HERL’s 13,000-square-foot machine shop, which makes parts for wheelchairs and prosthetics, also engages in “destructive testing” to ensure that inventions are safe and compliant with government and industry standards. Members of the public also test prototypes across the country.
Helping Millions
Cooper said millions of people around the world have used HERL’s inventions. “It’s probably 15 to 20 million people that have been impacted by our work in one way or another. I mean directly impacted. Of course, then you’ve got their families, their caregivers or friends.”
The boy who was fascinated by his parents’ mechanical prowess is now 63 and shows no sign of slowing down. “I’m still alive and I’m still working. And I’m still married to the same woman [as] before I was injured.”

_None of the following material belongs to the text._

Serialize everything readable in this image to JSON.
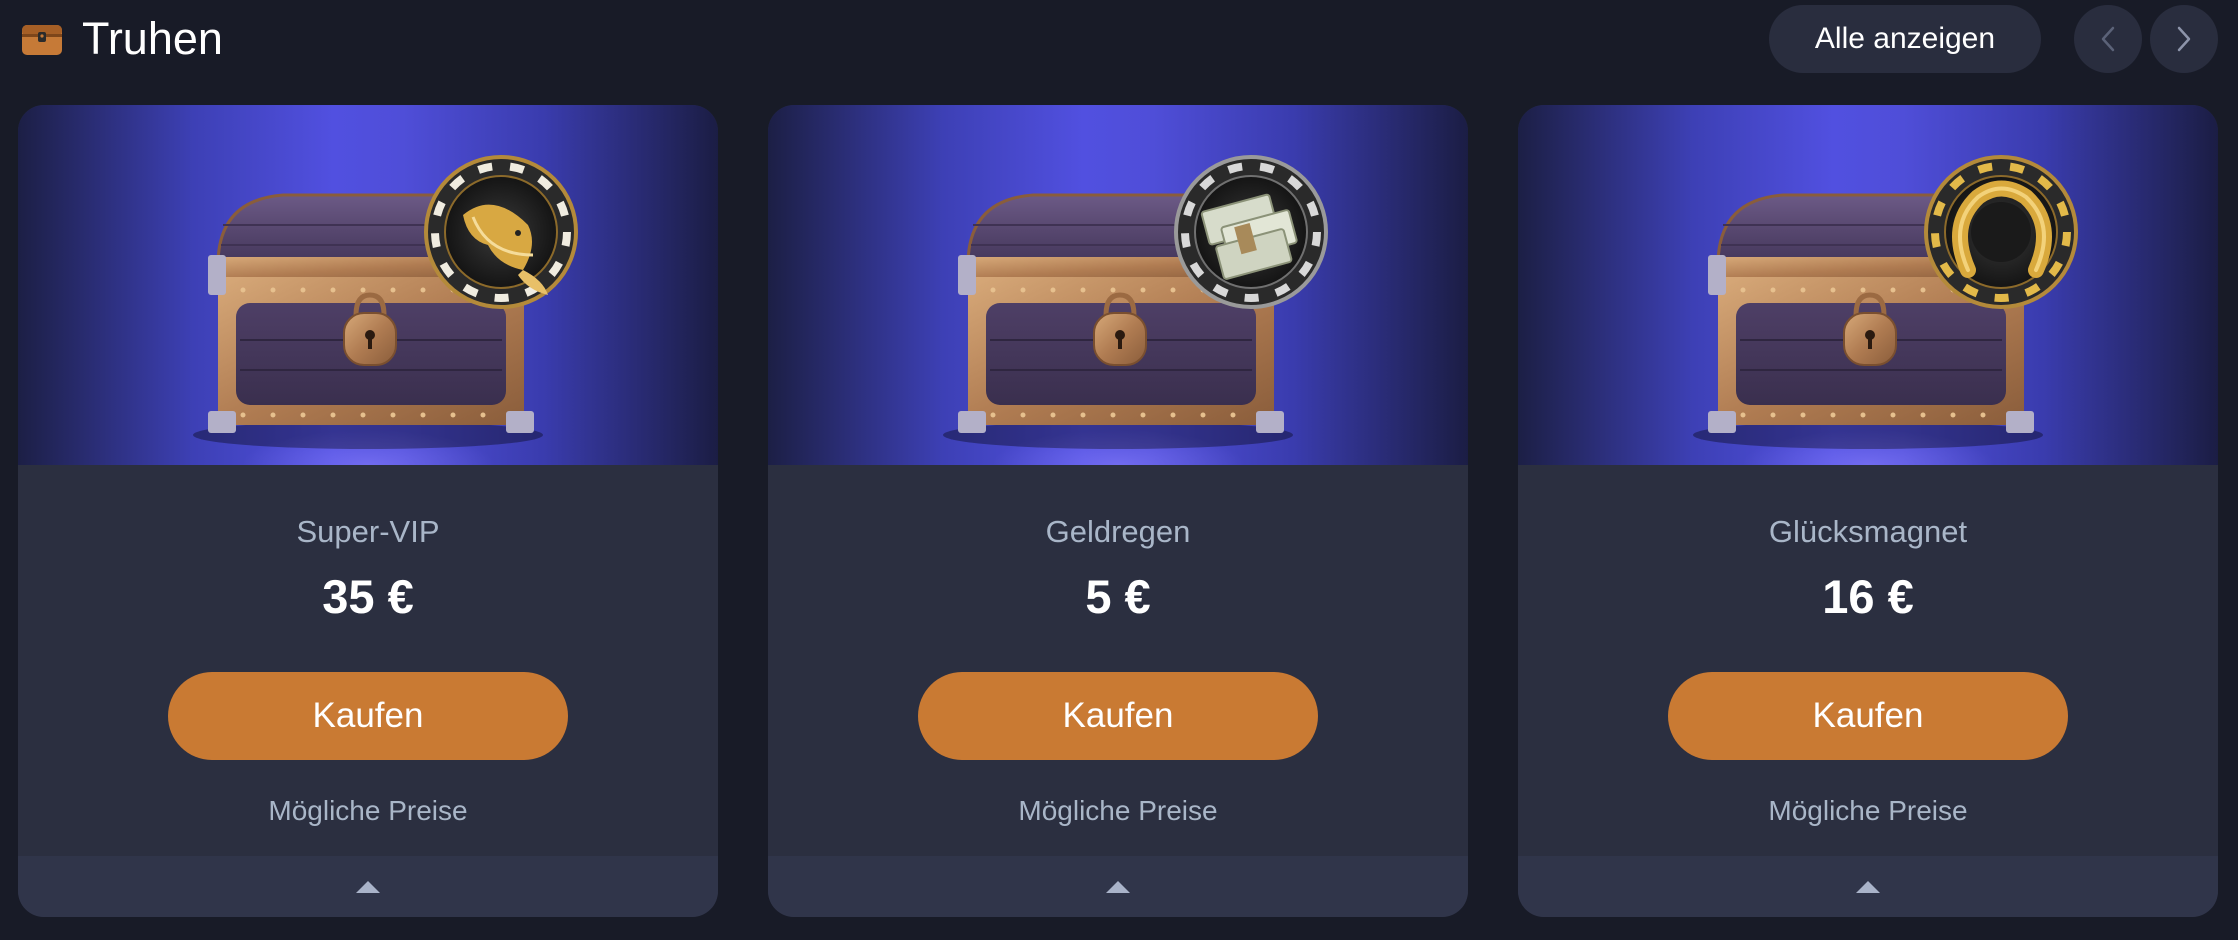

More than half a lifetime ago, Cooper won a Bronze Medal in the 4x400 meter relay at the Paralympic Games in Seoul. Now, he meets longtime friends at wheelchair games stateside and delights in mentoring the next generation of entrepreneurs.
Cooper will have another chance to inspire young inventors when he is inducted into the National Inventors Hall of Fame at its 50th anniversary celebration this fall. This year’s group of 16 notable patent-holders brings the organization’s total number of inductees to 624.
“I’m just very grateful despite the health setbacks I’ve had over the years to be able to make a difference in people’s lives,” Cooper said.